In comparison, trusts are more complex and more expensive to set up. You can use them to plan for complex matters. Examples of such complexities include second marriages and stepchildren.
When a will goes through probate court, everything about it becomes public information. Also, if you die without a will, your assets would be subjected to the intestacy laws of the area where you live, bringing your affairs to public purview.
In contrast, trusts offer some level of confidentiality as they do not go through the probate process. Therefore, the details of a trust do not have to be made public.
In most countries, wills must meet certain legal conditions to be valid. For example, a final testament made by a person with a questionable mental state is invalid.
If a relative feels cheated by the will, they may contest its validity in court.
Where a court annuls a will, an earlier ‘will’ becomes the valid will. In the absence of an earlier ‘will,’ the estate will become subject to intestacy laws.
In contrast, trusts are less likely to be contested in court as they become operational immediately. They are also more complex, making them more unlikely to be challenged successfully.
5. Tax Benefits
A will does not offer you any tax benefits. Apart from this, depending on the jurisdiction you live, inheritance taxes can be substantial. In fact, in some countries, the estate tax can be as high as 55%.
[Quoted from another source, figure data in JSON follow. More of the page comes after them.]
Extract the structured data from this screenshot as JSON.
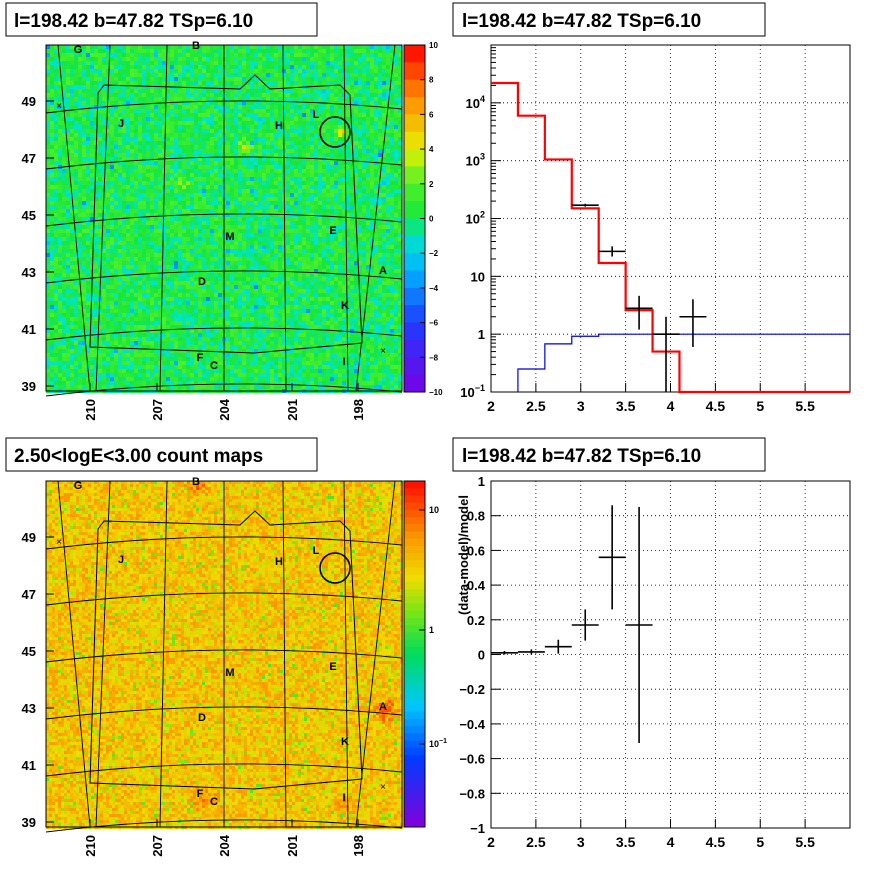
{
  "panels": {
    "top_left": {
      "title": "l=198.42 b=47.82 TSp=6.10"
    },
    "top_right": {
      "title": "l=198.42 b=47.82 TSp=6.10"
    },
    "bottom_left": {
      "title": "2.50<logE<3.00 count maps"
    },
    "bottom_right": {
      "title": "l=198.42 b=47.82 TSp=6.10"
    }
  },
  "colors": {
    "model_line": "#ff0000",
    "background_line": "#0000cc",
    "data_points": "#000000"
  },
  "chart_data": [
    {
      "type": "heatmap",
      "title": "l=198.42 b=47.82 TSp=6.10",
      "xlabel": "",
      "ylabel": "",
      "x_ticks": [
        "210",
        "207",
        "204",
        "201",
        "198"
      ],
      "y_ticks": [
        "39",
        "41",
        "43",
        "45",
        "47",
        "49"
      ],
      "colorbar": {
        "min": -10,
        "max": 10,
        "ticks": [
          "10",
          "8",
          "6",
          "4",
          "2",
          "0",
          "−2",
          "−4",
          "−6",
          "−8",
          "−10"
        ],
        "scale": "linear"
      },
      "sources": [
        "G",
        "B",
        "J",
        "H",
        "L",
        "M",
        "E",
        "A",
        "D",
        "K",
        "F",
        "C",
        "I"
      ],
      "marked_source": "L"
    },
    {
      "type": "line",
      "title": "l=198.42 b=47.82 TSp=6.10",
      "xlabel": "",
      "ylabel": "",
      "xlim": [
        2,
        6
      ],
      "ylim": [
        0.1,
        100000
      ],
      "yscale": "log",
      "grid": true,
      "x_ticks": [
        "2",
        "2.5",
        "3",
        "3.5",
        "4",
        "4.5",
        "5",
        "5.5"
      ],
      "y_ticks": [
        "10^-1",
        "1",
        "10",
        "10^2",
        "10^3",
        "10^4"
      ],
      "model_steps": {
        "edges": [
          2.0,
          2.3,
          2.6,
          2.9,
          3.2,
          3.5,
          3.8,
          4.1,
          6.0
        ],
        "values": [
          22000,
          6000,
          1050,
          150,
          17,
          2.6,
          0.5,
          0.1
        ]
      },
      "background_steps": {
        "edges": [
          2.3,
          2.6,
          2.9,
          3.2,
          6.0
        ],
        "values": [
          0.25,
          0.68,
          0.92,
          1.0
        ]
      },
      "data_points": [
        {
          "x": 3.05,
          "xerr": 0.15,
          "y": 170,
          "ylo": 160,
          "yhi": 180
        },
        {
          "x": 3.35,
          "xerr": 0.15,
          "y": 27,
          "ylo": 22,
          "yhi": 33
        },
        {
          "x": 3.65,
          "xerr": 0.15,
          "y": 2.8,
          "ylo": 1.2,
          "yhi": 4.6
        },
        {
          "x": 3.95,
          "xerr": 0.15,
          "y": 1.0,
          "ylo": 0.1,
          "yhi": 2.0
        },
        {
          "x": 4.25,
          "xerr": 0.15,
          "y": 2.0,
          "ylo": 0.6,
          "yhi": 4.0
        }
      ]
    },
    {
      "type": "heatmap",
      "title": "2.50<logE<3.00 count maps",
      "xlabel": "",
      "ylabel": "",
      "x_ticks": [
        "210",
        "207",
        "204",
        "201",
        "198"
      ],
      "y_ticks": [
        "39",
        "41",
        "43",
        "45",
        "47",
        "49"
      ],
      "colorbar": {
        "scale": "log",
        "ticks": [
          "10",
          "1",
          "10^-1"
        ]
      },
      "sources": [
        "G",
        "B",
        "J",
        "H",
        "L",
        "M",
        "E",
        "A",
        "D",
        "K",
        "F",
        "C",
        "I"
      ],
      "marked_source": "L"
    },
    {
      "type": "scatter",
      "title": "l=198.42 b=47.82 TSp=6.10",
      "xlabel": "",
      "ylabel": "(data-model)/model",
      "xlim": [
        2,
        6
      ],
      "ylim": [
        -1,
        1
      ],
      "grid": true,
      "x_ticks": [
        "2",
        "2.5",
        "3",
        "3.5",
        "4",
        "4.5",
        "5",
        "5.5"
      ],
      "y_ticks": [
        "1",
        "0.8",
        "0.6",
        "0.4",
        "0.2",
        "0",
        "−0.2",
        "−0.4",
        "−0.6",
        "−0.8",
        "−1"
      ],
      "points": [
        {
          "x": 2.15,
          "xerr": 0.15,
          "y": 0.01,
          "yerr": 0.01
        },
        {
          "x": 2.45,
          "xerr": 0.15,
          "y": 0.015,
          "yerr": 0.015
        },
        {
          "x": 2.75,
          "xerr": 0.15,
          "y": 0.045,
          "yerr": 0.04
        },
        {
          "x": 3.05,
          "xerr": 0.15,
          "y": 0.17,
          "yerr": 0.09
        },
        {
          "x": 3.35,
          "xerr": 0.15,
          "y": 0.56,
          "yerr": 0.3
        },
        {
          "x": 3.65,
          "xerr": 0.15,
          "y": 0.17,
          "yerr": 0.68
        }
      ]
    }
  ]
}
On the other hand, irrevocable trusts can help you avoid estate tax. When you transfer assets to irrevocable trusts, the legal ownership of the asset gets transferred to the trust.
Beneficiaries who receive payments from the trust do not have to pay inheritance tax as there is no actual ‘inheritance.’
6. Protection of Assets From Creditors or Divorce
Life can be uncertain. Relatives named in a will may experience divorce or become indebted. Their inherited assets may get taken away from them if any of these happens.
Irrevocable trusts protect assets from creditors.
Upon transferring assets to a trust, such possessions are off-limits to creditors since the relative does not own them.
Creditors and the divorce process would be limited to assets outside the trust.
In certain situations where both estate planning tools are combined, discrepancies may occur between the information contained in a will and the information contained in the trust.
Where this happens, the information in the trust takes precedence.
Wills are not as expensive as trusts. Depending on local laws, you can even create one yourself at no cost.
Trusts are more expensive. However, they provide a financial advantage by helping your heirs avoid probate and taxes. Probates and taxes can be very expensive.
A solid understanding of wills and trusts is key to making wise estate planning decisions. The choice of your estate planning tool is a significant decision.
If you need further guidance, contact an estate planning attorney. A tax advisor or a financial planner can also give you a second opinion based on the advice you receive from the lawyer.
Thinking about death can be unpleasant, but death is unavoidable. A solid estate plan is one of the best gifts you can give to your loved ones. Your wise decision will save them a lot of emotional distress while providing them with financial stability.